1. More information doesn’t equal more interest. Listing every feature and benefit makes you blend in, not stand out.
2. Context beats facts. People remember stories and real-life moments, not bullet-point brag sheets.
3. If your marketing could belong to anyone, stop listing and start storytelling. Memorability leads to choice.
One thing I see over and over in marketing is this urge to get it all in. All the features. All the benefits. All the reasons someone should choose you.
And ironically, that’s exactly what causes people to stop paying attention.
When every competitor is listing what they do and why they’re great, it all starts to sound the same to the customer. Not because it is the same, but because it’s presented the same way.
Information alone doesn’t create interest. Meaning does.

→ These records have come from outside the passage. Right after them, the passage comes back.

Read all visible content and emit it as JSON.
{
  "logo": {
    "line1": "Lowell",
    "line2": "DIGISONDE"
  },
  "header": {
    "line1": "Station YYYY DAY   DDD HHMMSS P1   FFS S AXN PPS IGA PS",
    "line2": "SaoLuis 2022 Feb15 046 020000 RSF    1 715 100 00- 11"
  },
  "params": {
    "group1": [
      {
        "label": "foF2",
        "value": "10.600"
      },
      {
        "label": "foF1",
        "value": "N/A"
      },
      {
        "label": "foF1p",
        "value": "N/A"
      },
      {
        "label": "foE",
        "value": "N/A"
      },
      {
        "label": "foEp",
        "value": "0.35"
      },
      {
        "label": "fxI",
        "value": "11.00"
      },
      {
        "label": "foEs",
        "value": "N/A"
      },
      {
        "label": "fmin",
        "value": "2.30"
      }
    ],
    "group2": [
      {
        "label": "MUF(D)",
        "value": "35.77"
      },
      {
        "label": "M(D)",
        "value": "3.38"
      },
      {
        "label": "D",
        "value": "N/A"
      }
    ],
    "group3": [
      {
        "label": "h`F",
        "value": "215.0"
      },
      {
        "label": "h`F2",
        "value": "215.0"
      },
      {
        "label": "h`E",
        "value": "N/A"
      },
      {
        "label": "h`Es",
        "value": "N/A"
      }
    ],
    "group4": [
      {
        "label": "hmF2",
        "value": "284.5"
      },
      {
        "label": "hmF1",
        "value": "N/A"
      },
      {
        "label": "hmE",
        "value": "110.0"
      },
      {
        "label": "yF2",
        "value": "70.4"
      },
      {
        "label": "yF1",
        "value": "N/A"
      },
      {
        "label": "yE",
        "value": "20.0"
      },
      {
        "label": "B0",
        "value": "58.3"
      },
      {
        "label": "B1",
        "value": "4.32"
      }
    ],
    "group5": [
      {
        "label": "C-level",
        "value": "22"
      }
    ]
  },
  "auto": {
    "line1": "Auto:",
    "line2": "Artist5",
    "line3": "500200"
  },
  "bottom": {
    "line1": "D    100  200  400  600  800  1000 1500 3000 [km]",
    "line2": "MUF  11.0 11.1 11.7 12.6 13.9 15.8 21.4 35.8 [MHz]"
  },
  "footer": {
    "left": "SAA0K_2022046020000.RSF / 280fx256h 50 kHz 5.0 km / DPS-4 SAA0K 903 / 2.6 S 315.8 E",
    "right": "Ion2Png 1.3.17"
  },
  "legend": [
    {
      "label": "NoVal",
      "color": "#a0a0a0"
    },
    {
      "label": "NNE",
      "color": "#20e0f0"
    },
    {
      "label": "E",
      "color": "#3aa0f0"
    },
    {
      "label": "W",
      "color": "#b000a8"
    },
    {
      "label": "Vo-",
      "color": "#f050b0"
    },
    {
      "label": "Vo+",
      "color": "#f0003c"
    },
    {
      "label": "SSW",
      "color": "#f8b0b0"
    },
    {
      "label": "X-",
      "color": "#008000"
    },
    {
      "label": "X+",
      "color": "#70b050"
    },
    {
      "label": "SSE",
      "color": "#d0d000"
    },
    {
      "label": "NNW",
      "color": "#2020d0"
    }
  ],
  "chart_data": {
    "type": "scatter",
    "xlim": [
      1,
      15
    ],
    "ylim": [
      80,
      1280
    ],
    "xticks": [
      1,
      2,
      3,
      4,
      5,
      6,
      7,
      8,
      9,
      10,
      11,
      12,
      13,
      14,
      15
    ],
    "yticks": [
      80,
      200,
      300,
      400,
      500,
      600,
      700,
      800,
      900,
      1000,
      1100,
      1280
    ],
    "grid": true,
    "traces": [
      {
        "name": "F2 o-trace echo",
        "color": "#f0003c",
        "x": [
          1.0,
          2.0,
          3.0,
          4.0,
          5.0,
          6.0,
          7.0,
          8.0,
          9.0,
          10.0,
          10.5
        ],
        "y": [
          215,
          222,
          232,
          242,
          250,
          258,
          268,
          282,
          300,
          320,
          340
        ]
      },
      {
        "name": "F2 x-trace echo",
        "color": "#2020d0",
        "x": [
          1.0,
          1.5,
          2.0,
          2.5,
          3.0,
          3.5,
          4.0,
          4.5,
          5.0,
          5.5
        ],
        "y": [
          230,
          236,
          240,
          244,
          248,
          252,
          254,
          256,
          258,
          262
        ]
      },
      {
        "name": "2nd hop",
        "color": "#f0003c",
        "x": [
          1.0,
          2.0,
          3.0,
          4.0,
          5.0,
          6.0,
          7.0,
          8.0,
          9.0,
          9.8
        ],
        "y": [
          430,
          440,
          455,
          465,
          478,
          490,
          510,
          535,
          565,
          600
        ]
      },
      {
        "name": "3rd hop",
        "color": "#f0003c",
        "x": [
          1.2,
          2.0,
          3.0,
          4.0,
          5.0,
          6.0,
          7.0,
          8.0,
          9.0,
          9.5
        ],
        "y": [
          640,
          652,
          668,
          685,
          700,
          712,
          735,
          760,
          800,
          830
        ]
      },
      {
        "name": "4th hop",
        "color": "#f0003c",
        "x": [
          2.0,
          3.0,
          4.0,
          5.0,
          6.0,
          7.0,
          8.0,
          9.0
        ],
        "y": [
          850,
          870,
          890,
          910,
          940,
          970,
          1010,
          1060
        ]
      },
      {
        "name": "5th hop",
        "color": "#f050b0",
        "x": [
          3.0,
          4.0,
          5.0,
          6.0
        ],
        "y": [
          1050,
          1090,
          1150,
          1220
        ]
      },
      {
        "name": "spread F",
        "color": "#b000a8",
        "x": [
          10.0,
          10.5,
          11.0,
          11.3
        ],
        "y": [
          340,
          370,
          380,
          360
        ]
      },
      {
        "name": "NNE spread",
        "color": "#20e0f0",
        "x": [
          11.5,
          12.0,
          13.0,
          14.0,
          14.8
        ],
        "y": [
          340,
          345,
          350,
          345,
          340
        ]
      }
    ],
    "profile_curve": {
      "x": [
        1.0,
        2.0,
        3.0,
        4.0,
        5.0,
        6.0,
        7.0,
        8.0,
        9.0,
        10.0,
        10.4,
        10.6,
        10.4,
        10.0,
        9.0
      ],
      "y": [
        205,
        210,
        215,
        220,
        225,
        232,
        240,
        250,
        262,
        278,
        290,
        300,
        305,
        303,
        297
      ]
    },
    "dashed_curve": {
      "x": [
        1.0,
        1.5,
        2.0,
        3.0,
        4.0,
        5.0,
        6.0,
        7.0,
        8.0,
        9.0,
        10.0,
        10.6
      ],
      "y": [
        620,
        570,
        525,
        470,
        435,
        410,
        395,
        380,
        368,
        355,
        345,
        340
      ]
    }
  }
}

Instead of leading with facts, start with context. Put your product or service inside a real moment. Show how it fits into someone’s life, problem, or decision. Let the story carry the weight, and let the details support it.
You don’t need to say more. You need to say it in a way that feels memorable from the other side of the screen.
If your marketing sounds like it could belong to anyone in your industry, that’s your cue to stop listing and start explaining through story.
That’s how people remember you. And remembering you is the first step to choosing you.